Almost-sure convergence does not imply $L^1$ convergence — the spike preset shows $X_n \to 0$ a.s. while $\mathbb{E} X_n = 1$ for every $n$. Three theorems give sufficient conditions for $\mathbb{E} X_n \to \mathbb{E} X$:
- Monotone convergence (MCT). If $0 \leq X_n \uparrow X$, then $\mathbb{E} X_n \uparrow \mathbb{E} X$. No domination needed.
- Dominated convergence (DCT). If $X_n \to X$ a.s. and $|X_n| \leq g$ for some integrable $g$, then $\mathbb{E} X_n \to \mathbb{E} X$.
- Fatou. Always: $\mathbb{E}[\liminf X_n] \leq \liminf \mathbb{E} X_n$. The inequality can be strict — the spike preset has $\liminf \mathbb{E} X_n = 1$ versus $\mathbb{E}[\liminf X_n] = 0$.

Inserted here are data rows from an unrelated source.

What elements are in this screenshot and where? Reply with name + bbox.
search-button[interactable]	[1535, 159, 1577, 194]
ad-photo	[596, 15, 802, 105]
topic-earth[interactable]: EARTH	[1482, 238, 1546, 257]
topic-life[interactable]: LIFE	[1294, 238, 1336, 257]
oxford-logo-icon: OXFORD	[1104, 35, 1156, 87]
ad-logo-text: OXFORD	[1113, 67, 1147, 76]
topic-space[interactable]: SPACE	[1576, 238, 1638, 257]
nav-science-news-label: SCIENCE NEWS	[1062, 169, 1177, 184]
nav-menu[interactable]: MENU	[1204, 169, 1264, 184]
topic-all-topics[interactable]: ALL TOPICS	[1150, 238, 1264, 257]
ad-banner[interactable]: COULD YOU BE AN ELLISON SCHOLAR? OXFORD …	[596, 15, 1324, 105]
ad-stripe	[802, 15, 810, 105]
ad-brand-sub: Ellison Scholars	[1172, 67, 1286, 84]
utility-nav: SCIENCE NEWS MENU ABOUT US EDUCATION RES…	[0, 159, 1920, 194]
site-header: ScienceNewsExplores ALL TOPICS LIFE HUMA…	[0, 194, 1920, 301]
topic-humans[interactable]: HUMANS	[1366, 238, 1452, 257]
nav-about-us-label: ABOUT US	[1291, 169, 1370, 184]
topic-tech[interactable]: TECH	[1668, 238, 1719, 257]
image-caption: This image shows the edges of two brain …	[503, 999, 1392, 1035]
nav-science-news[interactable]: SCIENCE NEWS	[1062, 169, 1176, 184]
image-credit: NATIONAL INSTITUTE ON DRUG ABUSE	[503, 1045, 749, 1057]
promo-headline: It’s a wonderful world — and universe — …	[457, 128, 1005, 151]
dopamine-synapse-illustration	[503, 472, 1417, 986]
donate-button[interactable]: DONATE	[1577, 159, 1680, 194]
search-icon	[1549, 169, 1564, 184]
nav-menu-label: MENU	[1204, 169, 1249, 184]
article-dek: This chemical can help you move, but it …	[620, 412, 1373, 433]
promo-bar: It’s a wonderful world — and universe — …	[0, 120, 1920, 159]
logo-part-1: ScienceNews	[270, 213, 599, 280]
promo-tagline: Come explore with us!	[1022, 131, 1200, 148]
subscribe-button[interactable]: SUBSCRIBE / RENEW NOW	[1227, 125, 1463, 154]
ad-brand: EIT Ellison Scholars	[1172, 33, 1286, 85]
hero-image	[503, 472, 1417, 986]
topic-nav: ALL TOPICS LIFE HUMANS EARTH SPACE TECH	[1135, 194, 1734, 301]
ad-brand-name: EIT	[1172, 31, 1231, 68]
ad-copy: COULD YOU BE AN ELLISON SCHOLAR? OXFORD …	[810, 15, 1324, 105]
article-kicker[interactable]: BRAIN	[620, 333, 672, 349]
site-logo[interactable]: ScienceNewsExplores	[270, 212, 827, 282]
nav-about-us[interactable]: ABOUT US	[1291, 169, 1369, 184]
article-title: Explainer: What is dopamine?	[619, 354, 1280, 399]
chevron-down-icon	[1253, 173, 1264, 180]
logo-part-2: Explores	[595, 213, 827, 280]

Figure 5 lets you propose a dominating function $g(\omega)$ for the spike. The canvas plots all the $X_n(\omega) = n\cdot\mathbf{1}_{[0,1/n]}(\omega)$ on the same axes; you adjust $g$ as a power-law envelope $g(\omega) = c \cdot \omega^{-\alpha}$ and the readout reports $\int_0^1 g$. The point is to see why no integrable $g$ dominates: $g$ must satisfy $g(\omega) \geq n$ on $[0, 1/n]$ for every $n$, which forces $g(\omega) \geq 1/\omega$ near $0$ — and $\int_0^1 1/\omega \,d\omega = \infty$.
The MCT story is gentler. Figure 6 picks an integrable $f$ on $[0,1]$ and lets $X_n = f \cdot \mathbf{1}_{[0, 1 - 1/n]}$ — a sequence that fills in toward $f$ from the left. Because $X_n \uparrow f$ pointwise, MCT gives $\mathbb{E} X_n \uparrow \mathbb{E} f$ with no other hypothesis. Flip the monotonicity off and the guarantee disappears.
5. A guided tour through the lattice
The four counterexamples occupy specific positions in the lattice. Working them out by hand once is rewarding; clicking through them quickly is the next best thing.
- Spike — a.s. and in probability, but not in $L^1$. The path $X_n(\omega) = n\cdot\mathbf{1}_{[0,1/n]}(\omega)$ has $\mathbb{E} X_n = 1$ for all $n$. (Breaks: a.s. $\Rightarrow L^1$, in prob $\Rightarrow L^1$.)
- Typewriter — in probability and in $L^p$, but not almost surely. For each $\omega \in [0,1]$, infinitely many of the sliding indicators $\mathbf{1}_{[(n-2^k)/2^k, (n-2^k+1)/2^k]}$ light up. (Breaks: in prob $\Rightarrow$ a.s., $L^p \Rightarrow$ a.s.)
- Sign flip — in distribution, but not in probability. With $X$ a fair $\pm 1$ and $X_n = (-1)^n X$, every $X_n$ has the same distribution as $X$, so $X_n \overset{d}{\to} X$, but $|X_n - X|$ takes only the values $0$ or $2$. (Breaks: in dist $\Rightarrow$ in prob.)
- Cauchy mean — fails the LLN entirely. The running mean of iid Cauchy is itself Cauchy with the same scale, not contracting. Chebyshev cannot help: $\mathrm{Var} = \infty$.